South State in Columbia, S.C., reported lower quarterly profit because of a major acquisition and a charge tied to tax reform legislation.

The $14.5 billion-asset company said in a press release Tuesday that its fourth-quarter earnings fell 90% from a year earlier, to $2.4 million, or 8 cents a share. The results included a reduction in the value of the company's net deferred tax asset by $26.6 million, or 83 cents a share.

Without the tax hit, South State’s earnings would have increased by 19%.

Comparisons from a year earlier were also skewed by South State’s acquisition of Park Sterling in Charlotte, N.C. The acquisition closed on Dec. 1.

South State, led by CEO Robert Hill Jr., reported lower profit because of merger expenses and a one-time earnings hit tied to tax reform.

Net interest income increased by 39% to $112.3 million, largely due to loans acquired from Park Sterling. Total loans rose 59% to $10.6 billion, while the net interest margin widened by 9 basis points to 4.18%.

The loan-loss provision increased by 512%, to $3.8 million. Nonperforming assets fell nearly 7% to $36.1 million.

Noninterest income increased by 19% to $39 million, mostly from fees on deposit accounts, trust and investment services income and recoveries of fully charged-off acquired loans.

Noninterest expense rose by 39% to $104.6 million, mostly due to increased salaries and employee benefits, as well as merger-related expenses.
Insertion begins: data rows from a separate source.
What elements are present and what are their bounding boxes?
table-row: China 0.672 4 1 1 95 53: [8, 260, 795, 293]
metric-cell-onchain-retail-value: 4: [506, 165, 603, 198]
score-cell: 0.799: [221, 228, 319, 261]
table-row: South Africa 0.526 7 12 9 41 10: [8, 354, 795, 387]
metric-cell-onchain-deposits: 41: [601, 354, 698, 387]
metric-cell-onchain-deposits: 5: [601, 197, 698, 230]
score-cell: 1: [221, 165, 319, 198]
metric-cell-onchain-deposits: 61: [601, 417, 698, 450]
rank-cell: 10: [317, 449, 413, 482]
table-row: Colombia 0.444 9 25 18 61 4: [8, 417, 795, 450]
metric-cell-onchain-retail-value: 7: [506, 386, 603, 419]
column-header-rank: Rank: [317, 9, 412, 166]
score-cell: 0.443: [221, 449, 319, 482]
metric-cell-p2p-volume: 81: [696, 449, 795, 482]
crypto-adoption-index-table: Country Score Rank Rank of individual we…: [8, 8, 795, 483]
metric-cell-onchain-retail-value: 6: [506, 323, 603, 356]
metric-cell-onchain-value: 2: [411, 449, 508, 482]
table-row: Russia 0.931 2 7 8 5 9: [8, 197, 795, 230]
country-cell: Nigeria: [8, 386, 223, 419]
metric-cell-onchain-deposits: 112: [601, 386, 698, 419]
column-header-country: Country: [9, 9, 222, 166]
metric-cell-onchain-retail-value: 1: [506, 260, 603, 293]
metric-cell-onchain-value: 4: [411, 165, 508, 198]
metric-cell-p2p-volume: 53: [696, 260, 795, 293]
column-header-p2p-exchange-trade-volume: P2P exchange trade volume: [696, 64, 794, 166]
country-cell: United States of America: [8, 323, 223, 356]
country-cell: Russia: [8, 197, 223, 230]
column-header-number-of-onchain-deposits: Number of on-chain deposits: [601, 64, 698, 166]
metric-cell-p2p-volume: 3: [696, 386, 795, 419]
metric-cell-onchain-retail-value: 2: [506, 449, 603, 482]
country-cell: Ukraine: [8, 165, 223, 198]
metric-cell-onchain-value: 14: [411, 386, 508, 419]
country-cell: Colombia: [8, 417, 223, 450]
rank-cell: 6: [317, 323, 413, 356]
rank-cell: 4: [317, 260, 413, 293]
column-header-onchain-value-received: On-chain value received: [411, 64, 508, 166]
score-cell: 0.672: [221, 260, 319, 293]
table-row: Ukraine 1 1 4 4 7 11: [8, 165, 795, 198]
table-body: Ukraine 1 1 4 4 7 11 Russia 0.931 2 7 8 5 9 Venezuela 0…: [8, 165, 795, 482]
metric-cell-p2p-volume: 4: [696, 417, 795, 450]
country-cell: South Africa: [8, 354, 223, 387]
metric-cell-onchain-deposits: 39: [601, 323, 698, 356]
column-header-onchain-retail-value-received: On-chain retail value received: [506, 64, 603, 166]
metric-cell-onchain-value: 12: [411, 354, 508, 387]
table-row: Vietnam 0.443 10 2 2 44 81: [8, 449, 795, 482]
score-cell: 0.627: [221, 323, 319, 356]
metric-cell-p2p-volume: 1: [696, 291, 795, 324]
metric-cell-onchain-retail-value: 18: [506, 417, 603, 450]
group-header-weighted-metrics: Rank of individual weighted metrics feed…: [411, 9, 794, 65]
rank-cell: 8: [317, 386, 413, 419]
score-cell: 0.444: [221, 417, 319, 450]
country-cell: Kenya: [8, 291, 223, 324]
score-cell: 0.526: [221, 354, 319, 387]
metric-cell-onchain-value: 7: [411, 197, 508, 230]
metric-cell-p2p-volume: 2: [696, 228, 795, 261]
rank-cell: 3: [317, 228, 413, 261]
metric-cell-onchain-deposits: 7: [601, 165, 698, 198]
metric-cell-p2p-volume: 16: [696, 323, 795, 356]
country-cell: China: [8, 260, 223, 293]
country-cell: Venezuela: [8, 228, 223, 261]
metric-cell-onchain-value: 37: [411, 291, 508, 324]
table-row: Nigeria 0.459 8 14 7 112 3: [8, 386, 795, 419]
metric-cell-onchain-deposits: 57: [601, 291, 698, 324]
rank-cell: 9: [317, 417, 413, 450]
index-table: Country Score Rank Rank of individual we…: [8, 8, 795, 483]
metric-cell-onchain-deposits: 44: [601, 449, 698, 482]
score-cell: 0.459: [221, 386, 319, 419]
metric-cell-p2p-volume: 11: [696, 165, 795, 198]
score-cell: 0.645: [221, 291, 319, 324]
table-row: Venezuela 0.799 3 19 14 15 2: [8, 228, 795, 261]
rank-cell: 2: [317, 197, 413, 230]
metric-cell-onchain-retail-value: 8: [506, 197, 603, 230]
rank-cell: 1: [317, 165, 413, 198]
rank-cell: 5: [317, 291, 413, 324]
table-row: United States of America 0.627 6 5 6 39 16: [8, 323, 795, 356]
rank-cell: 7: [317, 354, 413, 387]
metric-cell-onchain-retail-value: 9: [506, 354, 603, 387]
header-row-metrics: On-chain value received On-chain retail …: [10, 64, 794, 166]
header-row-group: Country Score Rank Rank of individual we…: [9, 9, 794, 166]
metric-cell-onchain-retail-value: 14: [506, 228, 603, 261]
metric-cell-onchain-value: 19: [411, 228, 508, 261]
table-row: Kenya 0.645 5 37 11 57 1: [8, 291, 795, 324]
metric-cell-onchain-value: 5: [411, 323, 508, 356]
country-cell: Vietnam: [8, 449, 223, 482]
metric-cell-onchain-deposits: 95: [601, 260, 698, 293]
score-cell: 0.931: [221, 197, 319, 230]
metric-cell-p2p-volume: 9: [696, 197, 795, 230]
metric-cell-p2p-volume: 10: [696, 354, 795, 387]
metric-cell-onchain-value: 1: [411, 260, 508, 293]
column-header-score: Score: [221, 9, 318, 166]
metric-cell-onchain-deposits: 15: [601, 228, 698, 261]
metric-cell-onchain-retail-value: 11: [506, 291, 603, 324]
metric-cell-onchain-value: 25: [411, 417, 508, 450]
South State’s efficiency ratio was 68.5% at Dec. 31, up from 65.8% a year earlier.

“South State completed two acquisitions, crossed the $10 billion regulatory threshold and reported strong financial results in 2017,” Robert Hill Jr., South State's CEO, said in the release. “Assets total over $14 billion and we serve over 700,000 customers in markets from Virginia to Georgia. We look forward to 2018 and are excited about the prospects for continued growth.”

South State, which crossed $10 billion in assets threshold last January with its acquisition of Southeastern Bank Financial, said it will have increased FDIC insurance costs this quarter. South State said it expects the added expense to be $500,000 annually.

The Durbin amendment’s cap on interchange fees will go into effect in July; South State will undergo its first stress test in July 2019.